Circulating levels of endothelin (ET-1), a potent vasoconstrictor and smooth muscle mitogen, are increased in human infants with PPHN, and lung and vascular ET-1 levels are increased in fetal lambs with PPHN. , ET-1 appears also to be a marker for chronic PH, in that infants with congenital diaphragmatic hernia and poor outcomes have higher plasma ET-1 levels at 2 weeks of age and severity of PH than infants discharged on room air. The constrictor effects of endothelin are mediated in part through activation of the RhoA-Rho kinase (ROCK) pathway. Increased Rho kinase activity leads to phosphorylation of myosin light-chain kinase, which in turn increases intracellular calcium and causes vascular contraction. The ROCK pathway plays an important role in hypoxic pulmonary vasoconstriction, and as a mediator of the impaired angiogenesis and increased contractility associated with chronic fetal PH ( Fig. 3.3 ).
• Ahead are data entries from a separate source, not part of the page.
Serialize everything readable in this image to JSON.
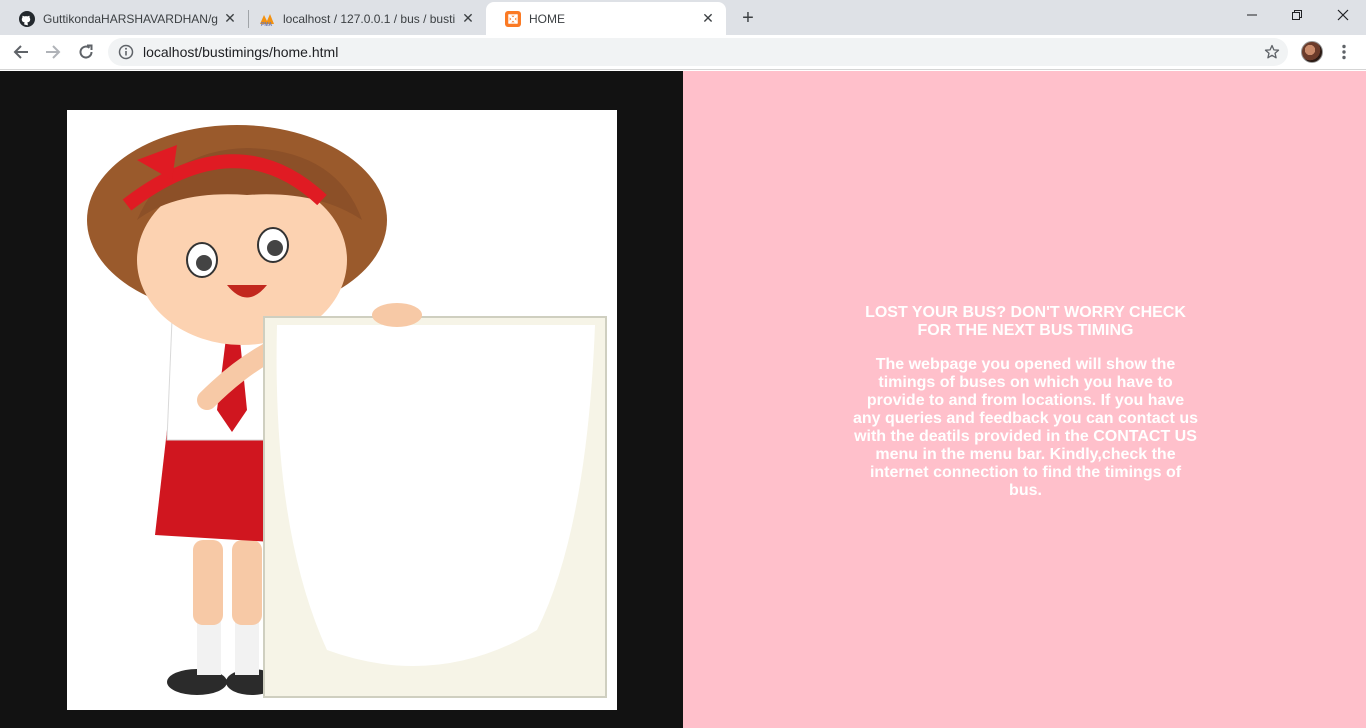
{
  "browser": {
    "tabs": [
      {
        "title": "GuttikondaHARSHAVARDHAN/g",
        "favicon": "github-icon",
        "active": false
      },
      {
        "title": "localhost / 127.0.0.1 / bus / busti",
        "favicon": "phpmyadmin-icon",
        "active": false
      },
      {
        "title": "HOME",
        "favicon": "xampp-icon",
        "active": true
      }
    ],
    "new_tab_symbol": "+",
    "close_symbol": "✕",
    "url": "localhost/bustimings/home.html"
  },
  "page": {
    "left_background": "#121212",
    "right_background": "#ffc0cb",
    "headline": "LOST YOUR BUS? DON'T WORRY CHECK FOR THE NEXT BUS TIMING",
    "body": "The webpage you opened will show the timings of buses on which you have to provide to and from locations. If you have any queries and feedback you can contact us with the deatils provided in the CONTACT US menu in the menu bar. Kindly,check the internet connection to find the timings of bus.",
    "image": "cartoon-girl-holding-blank-board"
  }
}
Factors that disrupt fetal pulmonary vascular development

Genetic factors

A number of gene mutations including mutations in the gene coding bone morphogenic protein receptor type 2 (BMPR2) and other genes (e.g., CAV1, KCNK3, EIF2AK4) have been identified in adults with PH. In contrast, PH is rarely familial in newborn infants and relatively few genetic mutations have been identified. Candidate gene analyses have not identified polymorphisms of the eNOS, VEGF, or other NO pathway genes in infants with PPHN. However, polymorphisms have been identified in carbamoyl-phosphate synthetase 1, which catalyzes the first, rate-determining step of the urea cycle that leads to L-arginine synthesis, a key substrate required for NO generation. , In addition, higher rates of genetic variants for cortisol signaling (corticotropin releasing hormone receptor-1 [ CRHR1 ] and CRH-binding protein) were observed in neonates with PPHN, as well as evidence for functional adrenal insufficiency. More recently, variants in the T-box transcription factor 4 gene (TBX4) have been reported in infants with prolonged PH. While the contribution of these novel variants to PPHN remains poorly characterized, whole genome sequencing should be considered in infants with atypical or prolonged PPHN.
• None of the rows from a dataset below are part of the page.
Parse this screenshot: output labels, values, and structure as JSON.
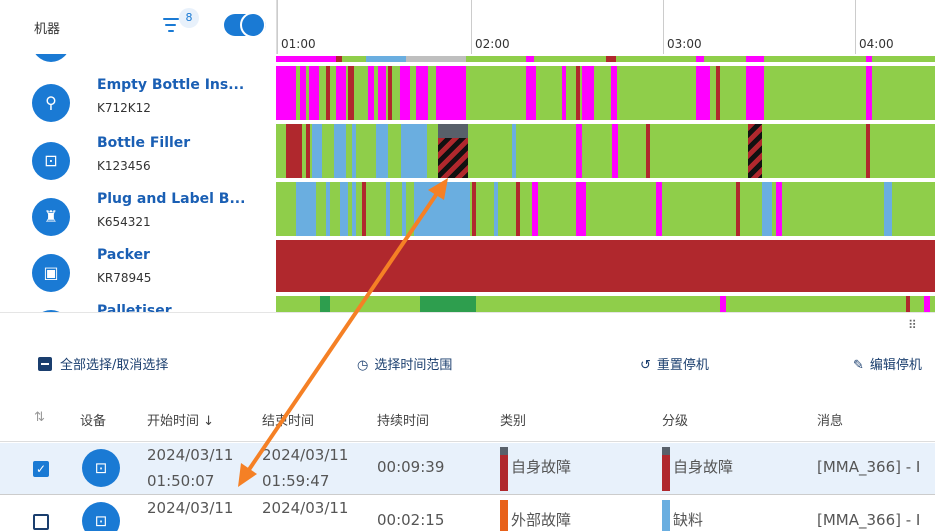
{
  "header": {
    "machines_label": "机器",
    "filter_count": "8"
  },
  "machines": [
    {
      "name": "",
      "code": "",
      "icon": "partial-machine-icon"
    },
    {
      "name": "Empty Bottle Ins...",
      "code": "K712K12",
      "icon": "magnifier-icon"
    },
    {
      "name": "Bottle Filler",
      "code": "K123456",
      "icon": "bottle-fill-icon"
    },
    {
      "name": "Plug and Label B...",
      "code": "K654321",
      "icon": "labeler-icon"
    },
    {
      "name": "Packer",
      "code": "KR78945",
      "icon": "packer-icon"
    },
    {
      "name": "Palletiser",
      "code": "",
      "icon": "palletiser-icon"
    }
  ],
  "timeline": {
    "ticks": [
      "01:00",
      "02:00",
      "03:00",
      "04:00"
    ]
  },
  "toolbar": {
    "select_all": "全部选择/取消选择",
    "select_range": "选择时间范围",
    "reset_stop": "重置停机",
    "edit_stop": "编辑停机"
  },
  "table": {
    "headers": {
      "device": "设备",
      "start": "开始时间",
      "end": "结束时间",
      "duration": "持续时间",
      "category": "类别",
      "level": "分级",
      "message": "消息"
    },
    "rows": [
      {
        "selected": true,
        "start_date": "2024/03/11",
        "start_time": "01:50:07",
        "end_date": "2024/03/11",
        "end_time": "01:59:47",
        "duration": "00:09:39",
        "category": "自身故障",
        "level": "自身故障",
        "message": "[MMA_366] - I"
      },
      {
        "selected": false,
        "start_date": "2024/03/11",
        "start_time": "",
        "end_date": "2024/03/11",
        "end_time": "",
        "duration": "00:02:15",
        "category": "外部故障",
        "level": "缺料",
        "message": "[MMA_366] - I"
      }
    ]
  },
  "colors": {
    "running": "#8fce4a",
    "own_fault": "#b0282d",
    "starved": "#6aaee0",
    "manual_stop": "#ff00ff",
    "planned": "#2e9e4e",
    "accent": "#1a7ad4",
    "arrow": "#f58025"
  }
}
Children with Down syndrome (trisomy 21) commonly develop PH in association with structural heart defects, but also have a 10-fold increased risk for idiopathic PPHN. In a Dutch cohort, PPHN was documented in 5.2% of Down syndrome infants without cardiac disease. In addition, Down syndrome infants have worse pulmonary arterial hypertension in conjunction with anatomic cardiac disease than genetically normal infants with similar lesions and they are more likely to require ECMO support for PPHN. One recent study showed that 85% of autopsy specimens from Down syndrome children displayed pulmonary vascular remodeling, suggesting that PH may occur even more commonly than clinically recognized.
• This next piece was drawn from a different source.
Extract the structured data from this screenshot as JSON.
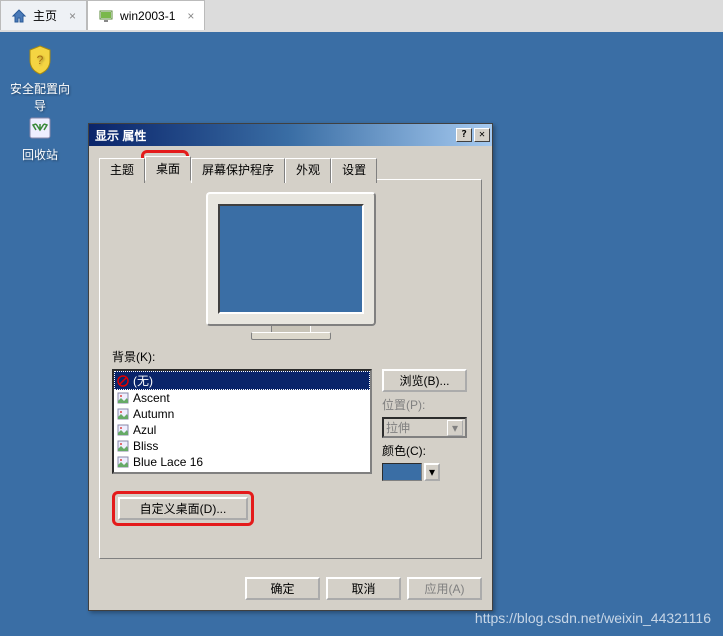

Dysregulation of angiogenic factors likely contributes to the pathogenesis of PH associated with Down syndrome. Chromosome 21 includes at least three genes with potent antiangiogenic properties which could affect fetal vascular development. One likely candidate, endostatin, is a known antiangiogenic factor that downregulates signaling of VEGF, which would be expected to impair angiogenesis and adversely affect lung structure. A threefold increase of endostatin mRNA expression has been reported in prenatal Down syndrome lungs, along with reduced microvascular density, thickened large and small pulmonary artery walls, and a persistent double capillary network. More recent biomarker analysis of older children (ages 1–11 years) found elevated endostatin levels in the Down syndrome group relative to age-matched controls; levels were highest in those Down syndrome children with active or resolved PH. On the other hand, Bush et al. reported elevated endostatin levels in Down syndrome children regardless of the presence of PH, raising questions about whether circulating endostatin levels are predictive of PH in this population.